Améliorer l'accessibilité
Comme toutes les technologies, les voix générées par l'IA peuvent également être utilisées à bon escient, et pourraient s'avérer particulièrement bénéfiques pour les personnes muettes ou qui ont du mal à s'exprimer.
"Ce type de technologie d'assistance est utilisé depuis un certain temps, Stephen Hawking en étant l'un des exemples les plus emblématiques. Ce qui est nouveau, cependant, c'est la possibilité de personnaliser ces voix synthétiques d'une manière qui était auparavant impossible", a déclaré Nadine Lavan.
"Aujourd'hui, les utilisateurs peuvent choisir de recréer leur voix originale, si c'est ce qu'ils préfèrent, ou de concevoir une voix entièrement nouvelle qui reflète leur identité et leurs goûts personnels".
Elle a également fait remarquer que, si elle est utilisée de manière éthique et responsable, la technologie pourrait améliorer l'accessibilité et la diversité dans l'éducation, la radiodiffusion et la production de livres audio.
Par exemple, une étude récente a montré que l'apprentissage audio assisté par l'IA stimulait la motivation et l'engagement des élèves dans la lecture, en particulier ceux qui souffrent d'une neurodiversité telle que le trouble déficitaire de l'attention avec hyperactivité (TDAH).
"Un autre développement fascinant est la capacité de cloner une voix dans différentes langues, ce qui permet aux gens de se représenter au-delà des frontières linguistiques tout en conservant leur identité vocale. Cela pourrait transformer la communication mondiale, l'accessibilité et les échanges culturels", a ajouté la Dre Lavan.
Alors que le son des voix artificielles devient de plus en plus présent dans nos vies, les nuances avec lesquelles nous les utilisons et nous engageons avec elles continueront à se développer. Lavan espère explorer cette question dans le cadre de nouvelles recherches, en se concentrant sur la manière dont les voix générées par l'IA sont perçues.
"J'aimerais vraiment étudier plus en profondeur comment le fait de savoir si une voix est générée par l'IA ou non modifie la façon dont la personne s'engage avec cette voix", a-t-elle déclaré.

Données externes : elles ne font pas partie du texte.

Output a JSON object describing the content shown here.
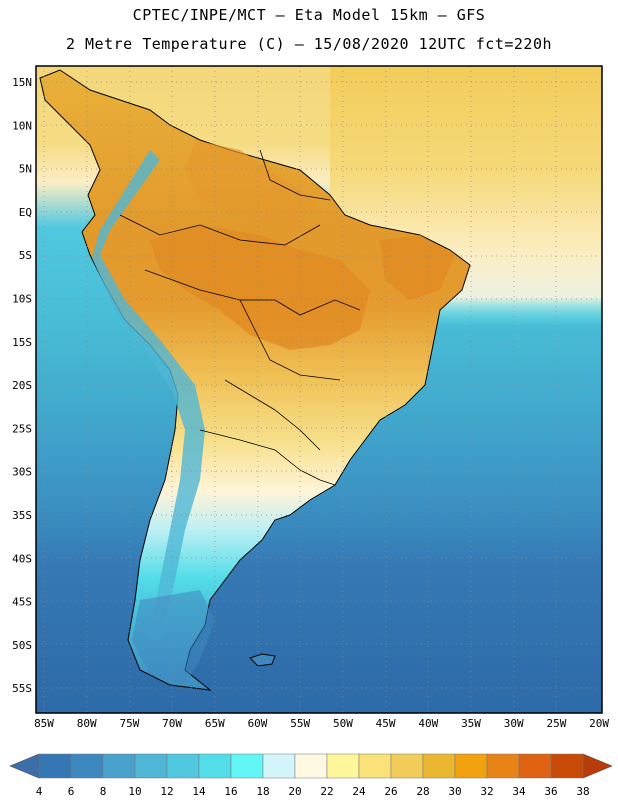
{
  "header": {
    "line1": "CPTEC/INPE/MCT  –   Eta Model 15km  –  GFS",
    "line2": "2 Metre Temperature (C)  –  15/08/2020 12UTC fct=220h"
  },
  "map": {
    "lat_labels": [
      "15N",
      "10N",
      "5N",
      "EQ",
      "5S",
      "10S",
      "15S",
      "20S",
      "25S",
      "30S",
      "35S",
      "40S",
      "45S",
      "50S",
      "55S"
    ],
    "lon_labels": [
      "85W",
      "80W",
      "75W",
      "70W",
      "65W",
      "60W",
      "55W",
      "50W",
      "45W",
      "40W",
      "35W",
      "30W",
      "25W",
      "20W"
    ],
    "lat_range": [
      18,
      -58
    ],
    "lon_range": [
      -85,
      -20
    ]
  },
  "colorbar": {
    "labels": [
      "4",
      "6",
      "8",
      "10",
      "12",
      "14",
      "16",
      "18",
      "20",
      "22",
      "24",
      "26",
      "28",
      "30",
      "32",
      "34",
      "36",
      "38"
    ],
    "under_color": "#3c6faa",
    "over_color": "#b83c0a",
    "colors": [
      "#3577b4",
      "#3e88c0",
      "#48a2cc",
      "#4fb6d6",
      "#50c8e0",
      "#52dde8",
      "#63f6f6",
      "#d2f6fa",
      "#fff8e2",
      "#fef69a",
      "#fae278",
      "#f2cc58",
      "#ebb630",
      "#f1a20e",
      "#e88318",
      "#de6212",
      "#c84a08"
    ]
  },
  "colors": {
    "ocean_north": "#f3d77a",
    "ocean_south_deep": "#2d6eab",
    "land_hot": "#e29a2c"
  }
}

"De même, il serait très intéressant de voir comment les gens perçoivent les voix générées par l'IA qui semblent agréables et plaisantes, mais qui ne sont manifestement pas humaines : par exemple, les gens seraient-ils plus ou moins enclins à suivre les instructions de ces voix d'IA agréables, mais non-humaines ? Seraient-ils plus ou moins enclins à se mettre en colère contre elles en cas de problème ?"
"Toutes ces questions sont très intéressantes du point de vue de la recherche et peuvent nous en apprendre beaucoup sur ce qui compte dans les interactions humaines (ou entre l'homme et l'ordinateur)", a-t-elle reconnu.